É preciso notar que a presidente Dilma já está em final de governo. Ela terá o segundo semestre ano e algo em torno de três ou quatro meses no próximo ano. Depois começará a Copa do Mundo, com 32 times. É possível que os protestos voltem às ruas. O futebol paralisa o país. E os tumultos também. Os governadores, com raras exceções, estão com o prestígio no chão ou abaixo dele. Não terão autoridade para conter nada. E se a inflação não der trégua, a ira popular será ainda mais incisiva. Não adianta procurar razões ocultas. Elas estão diante dos olhos. Não vê quem não quer.
A Copa será um sucesso apesar dos governantes e dos dirigentes esportivos. Será semelhante à visita do Papa Francisco pelo Brasil. O argentino deu um show de sensibilidade, educação, gentileza e coragem. Ele é latino-americano, não tem medo de cara feia. Sabe conviver com a pobreza. Andou em carro popular, de janela aberta. Distribuiu beijos, abraços, abençoou quem viu pela frente. Foi uma festa, mesmo quando o povo cercou seu veículo, em frente à Central do Brasil, ele não se incomodou. É coisa rara ver um argentino ser generosamente acolhido no Rio de Janeiro.
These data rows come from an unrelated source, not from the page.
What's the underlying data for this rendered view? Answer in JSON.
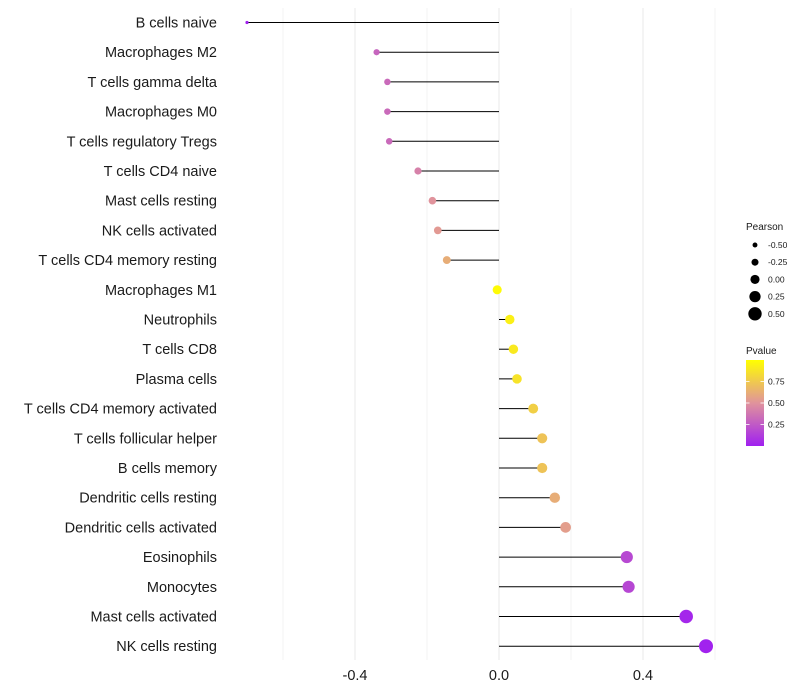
{
  "chart_data": {
    "type": "lollipop",
    "title": "",
    "xlabel": "",
    "ylabel": "",
    "xlim": [
      -0.7,
      0.62
    ],
    "x_ticks": [
      -0.4,
      0.0,
      0.4
    ],
    "x_tick_labels": [
      "-0.4",
      "0.0",
      "0.4"
    ],
    "grid": true,
    "categories": [
      "B cells naive",
      "Macrophages M2",
      "T cells gamma delta",
      "Macrophages M0",
      "T cells regulatory  Tregs ",
      "T cells CD4 naive",
      "Mast cells resting",
      "NK cells activated",
      "T cells CD4 memory resting",
      "Macrophages M1",
      "Neutrophils",
      "T cells CD8",
      "Plasma cells",
      "T cells CD4 memory activated",
      "T cells follicular helper",
      "B cells memory",
      "Dendritic cells resting",
      "Dendritic cells activated",
      "Eosinophils",
      "Monocytes",
      "Mast cells activated",
      "NK cells resting"
    ],
    "pearson": [
      -0.7,
      -0.34,
      -0.31,
      -0.31,
      -0.305,
      -0.225,
      -0.185,
      -0.17,
      -0.145,
      -0.005,
      0.03,
      0.04,
      0.05,
      0.095,
      0.12,
      0.12,
      0.155,
      0.185,
      0.355,
      0.36,
      0.52,
      0.575
    ],
    "pvalue": [
      0.01,
      0.3,
      0.32,
      0.32,
      0.32,
      0.42,
      0.5,
      0.53,
      0.62,
      0.98,
      0.93,
      0.9,
      0.87,
      0.78,
      0.72,
      0.72,
      0.62,
      0.55,
      0.18,
      0.17,
      0.03,
      0.01
    ],
    "size_legend": {
      "title": "Pearson",
      "breaks": [
        -0.5,
        -0.25,
        0.0,
        0.25,
        0.5
      ],
      "labels": [
        "-0.50",
        "-0.25",
        "0.00",
        "0.25",
        "0.50"
      ]
    },
    "color_legend": {
      "title": "Pvalue",
      "range": [
        0.0,
        1.0
      ],
      "breaks": [
        0.25,
        0.5,
        0.75
      ],
      "labels": [
        "0.25",
        "0.50",
        "0.75"
      ],
      "low_color": "#a020f0",
      "mid_color": "#e0939c",
      "high_color": "#ffff00"
    },
    "stem_color": "#000000",
    "grid_color": "#ebebeb"
  }
}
O sucesso da visita papal deve-se a ele. A programação foi toda errada. Planejaram a vigília em local sem acesso de veículos,na região de Guaratiba. Choveu. O terreno virou um lamaçal que inviabilizou o que havia sido previsto. O surpreendente frio e chuva – doze graus em Copacabana é absurdo – não atrapalhou a festa. Mas o metrô do Rio não funcionou. A segurança sofreu quando o carro do Bispo de Roma ficou preso num engarrafamento. No final deu tudo certo. Seu sorriso e seu bom humor suplantaram todos os obstáculos.
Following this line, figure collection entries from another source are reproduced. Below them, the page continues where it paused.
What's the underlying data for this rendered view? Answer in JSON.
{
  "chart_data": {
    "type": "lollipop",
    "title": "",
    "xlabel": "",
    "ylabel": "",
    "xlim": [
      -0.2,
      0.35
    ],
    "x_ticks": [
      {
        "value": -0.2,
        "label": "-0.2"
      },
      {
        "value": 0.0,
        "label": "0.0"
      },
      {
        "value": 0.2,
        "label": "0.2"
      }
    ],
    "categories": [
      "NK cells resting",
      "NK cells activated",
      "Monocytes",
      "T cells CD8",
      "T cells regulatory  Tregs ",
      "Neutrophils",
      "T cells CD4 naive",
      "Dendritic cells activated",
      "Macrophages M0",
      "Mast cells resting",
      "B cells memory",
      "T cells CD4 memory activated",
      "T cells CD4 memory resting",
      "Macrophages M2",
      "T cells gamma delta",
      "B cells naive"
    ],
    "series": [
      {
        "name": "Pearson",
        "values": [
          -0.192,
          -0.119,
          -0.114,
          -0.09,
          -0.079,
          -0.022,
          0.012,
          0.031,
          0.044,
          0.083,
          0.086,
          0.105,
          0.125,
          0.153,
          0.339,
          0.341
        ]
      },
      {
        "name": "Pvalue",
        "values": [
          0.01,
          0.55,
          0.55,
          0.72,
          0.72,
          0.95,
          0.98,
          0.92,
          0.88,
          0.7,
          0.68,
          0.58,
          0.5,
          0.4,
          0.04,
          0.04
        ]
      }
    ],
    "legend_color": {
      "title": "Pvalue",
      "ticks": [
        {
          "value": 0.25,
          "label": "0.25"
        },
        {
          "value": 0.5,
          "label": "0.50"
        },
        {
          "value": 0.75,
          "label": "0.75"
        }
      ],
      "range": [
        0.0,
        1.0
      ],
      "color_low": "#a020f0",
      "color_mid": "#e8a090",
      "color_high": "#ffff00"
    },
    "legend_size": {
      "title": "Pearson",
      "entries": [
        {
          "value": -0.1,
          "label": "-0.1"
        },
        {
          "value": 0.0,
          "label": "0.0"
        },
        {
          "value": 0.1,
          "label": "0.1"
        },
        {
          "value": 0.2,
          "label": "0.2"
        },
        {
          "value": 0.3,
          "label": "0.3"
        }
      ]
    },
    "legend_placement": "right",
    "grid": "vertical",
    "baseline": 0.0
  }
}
Sucesso -A copa do Mundo no Brasil, que assusta os cartolas da Fifa, também será um sucesso de público, de renda e de qualidade do esporte. O brasileiro supera suas dificuldades. A explosão popular resulta da noção de que o cidadão paga impostos europeus e recebe tratamento africano. Dinheiro há para construir estádios de futebol ou financiar os projetos megalômanos de Eike Batista. O país deixou de ser pobre. Ele é mal administrado. Essa percepção chegou ao povo, que decidiu ir para as ruas. Mais de 80% dos entrevistados na mais recente pesquisa disseram estar de acordo com os protestos.
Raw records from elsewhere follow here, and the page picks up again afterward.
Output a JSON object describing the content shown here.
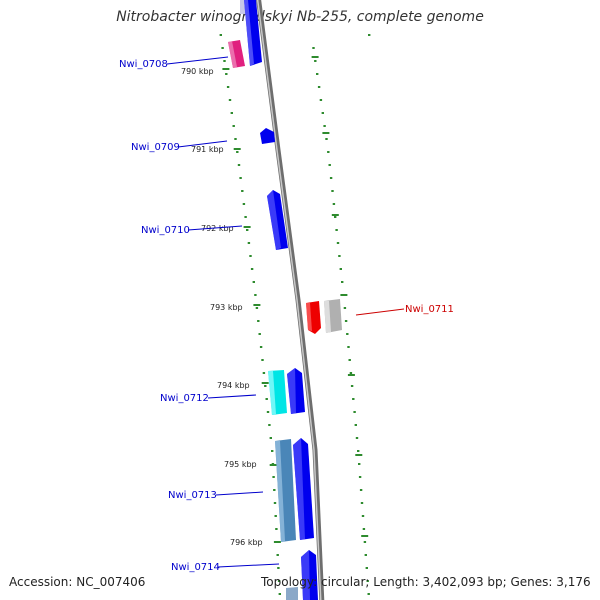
{
  "title": "Nitrobacter winogradskyi Nb-255, complete genome",
  "accession": "Accession: NC_007406",
  "summary": "Topology: circular; Length: 3,402,093 bp; Genes: 3,176",
  "colors": {
    "label_blue": "#0000cc",
    "label_red": "#cc0000",
    "backbone": "#8a8a8a",
    "gc_dots": "#2e8b2e",
    "gene_blue": "#0000ee",
    "gene_magenta": "#e0207f",
    "gene_cyan": "#00e5e5",
    "gene_steel": "#4a86b8",
    "gene_red": "#ee0000",
    "gene_gray": "#b0b0b0"
  },
  "ticks": [
    "790 kbp",
    "791 kbp",
    "792 kbp",
    "793 kbp",
    "794 kbp",
    "795 kbp",
    "796 kbp"
  ],
  "genes": [
    {
      "label": "Nwi_0708",
      "color": "magenta",
      "strand": "left"
    },
    {
      "label": "Nwi_0709",
      "color": "blue",
      "strand": "left"
    },
    {
      "label": "Nwi_0710",
      "color": "blue",
      "strand": "left"
    },
    {
      "label": "Nwi_0711",
      "color": "red",
      "strand": "right"
    },
    {
      "label": "Nwi_0712",
      "color": "cyan",
      "strand": "left"
    },
    {
      "label": "Nwi_0713",
      "color": "steel",
      "strand": "left"
    },
    {
      "label": "Nwi_0714",
      "color": "blue",
      "strand": "left"
    }
  ]
}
A perspectiva é de uma notável renovação política nas próximas eleições.Essa situação faz lembrar 1974, quando o governo militar começou a dar os primeiros sinais de fraqueza. Inflação alta, dívida externa, dificuldade por todos os lados. O PMDB elegeu 16 senadores e iniciou o caminho que ira desembocar na Assembléia Nacional Constituinte, sob a liderança de Ulysses Guimarães. No entanto, candidato a presidente,Ulysses ficou longe da vitória. O povo sabe se orientar para o novo ou para aquele que promete a mudança e o novo tempo.Naquele caso, deu Collor na cabeça. Mas depois, Itamar Franco arrumou a casa.
Os grandes eventos colocaram o Brasil, bem ou mal, nas manchetes dos principais jornais do mundo. Mas também fizeram com que os brasileiros descobrissem o Brasil. As velhas práticas oligárquicas não mais são toleradas.O pessoal quer mudar. Quer estar sintonizado com o século 21. Quem souber interpretar este anseio terá boas chances de subir a rampa do Palácio do Planalto.É preciso perceber a direção do vento. Tempo de mudar.